Unless massive changes to current law and policy are enacted, then yes, it is a 100% barrier. It’s not just the security clearance, its the commission. Officers must be citizens to get a commission. Military personnel must be citizens to get a security clearance.
Pilots must be officers and have a security clearance. There is a lot that would have to change to make it happen. As of now, it’s a 100% barrier. Unless you think the public would approve of Congress allowing foreigners to become officers. That is not going to go over well. Whichever side proposes it, the other side will make it look like it would allow terrorists and Mexicans and illegal aliens to be officers in our military.

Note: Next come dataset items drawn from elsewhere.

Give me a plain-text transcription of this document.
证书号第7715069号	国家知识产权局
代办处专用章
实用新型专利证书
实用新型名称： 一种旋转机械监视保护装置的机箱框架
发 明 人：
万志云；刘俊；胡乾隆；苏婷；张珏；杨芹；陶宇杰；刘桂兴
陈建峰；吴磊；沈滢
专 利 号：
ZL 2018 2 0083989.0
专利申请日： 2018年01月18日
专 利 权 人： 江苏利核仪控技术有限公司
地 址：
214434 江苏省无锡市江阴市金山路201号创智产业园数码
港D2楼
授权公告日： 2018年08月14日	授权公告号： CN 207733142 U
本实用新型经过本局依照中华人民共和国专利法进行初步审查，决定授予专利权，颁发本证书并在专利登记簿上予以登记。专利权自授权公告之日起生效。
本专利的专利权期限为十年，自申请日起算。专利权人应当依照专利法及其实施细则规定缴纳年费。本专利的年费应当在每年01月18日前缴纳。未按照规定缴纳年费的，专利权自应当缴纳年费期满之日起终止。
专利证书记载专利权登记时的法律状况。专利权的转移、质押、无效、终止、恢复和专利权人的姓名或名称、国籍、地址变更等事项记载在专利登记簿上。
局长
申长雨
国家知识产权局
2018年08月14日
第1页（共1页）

It’s just not something that’s going to pass.

The obvious solution is to train more drone pilots, which would free up dozens and dozens of actual fighter pilots who have been involuntarily re-purposed to fly drones. Drone pilot training is cheaper, shorter, and can be given given to enlisted personnel. That saves millions, increases pilot morale and retention rates, and frees up tons of already trained pilots! No need to cut any budgets or make drastic changes.

Nope, there is such a thing as an “exchange officer” and some Canadian officers actually fought in Iraq while under exchange to the US armed forces.

Note the article explicitly mentions officers, so there is already some mechanism by which the security clearance for allied foreign officers serving temporarily in the US armed forces can be waived.

The number of fighter aircraft in service in the American armed services is not increasing. If anything, it’s probably smaller than it used to be; recent models of airplane were made in much smaller quantities than previous ones.

Correct. As I said before, the issue is not recruitment but retention. I don’t get why people have such a hard time understanding the difference.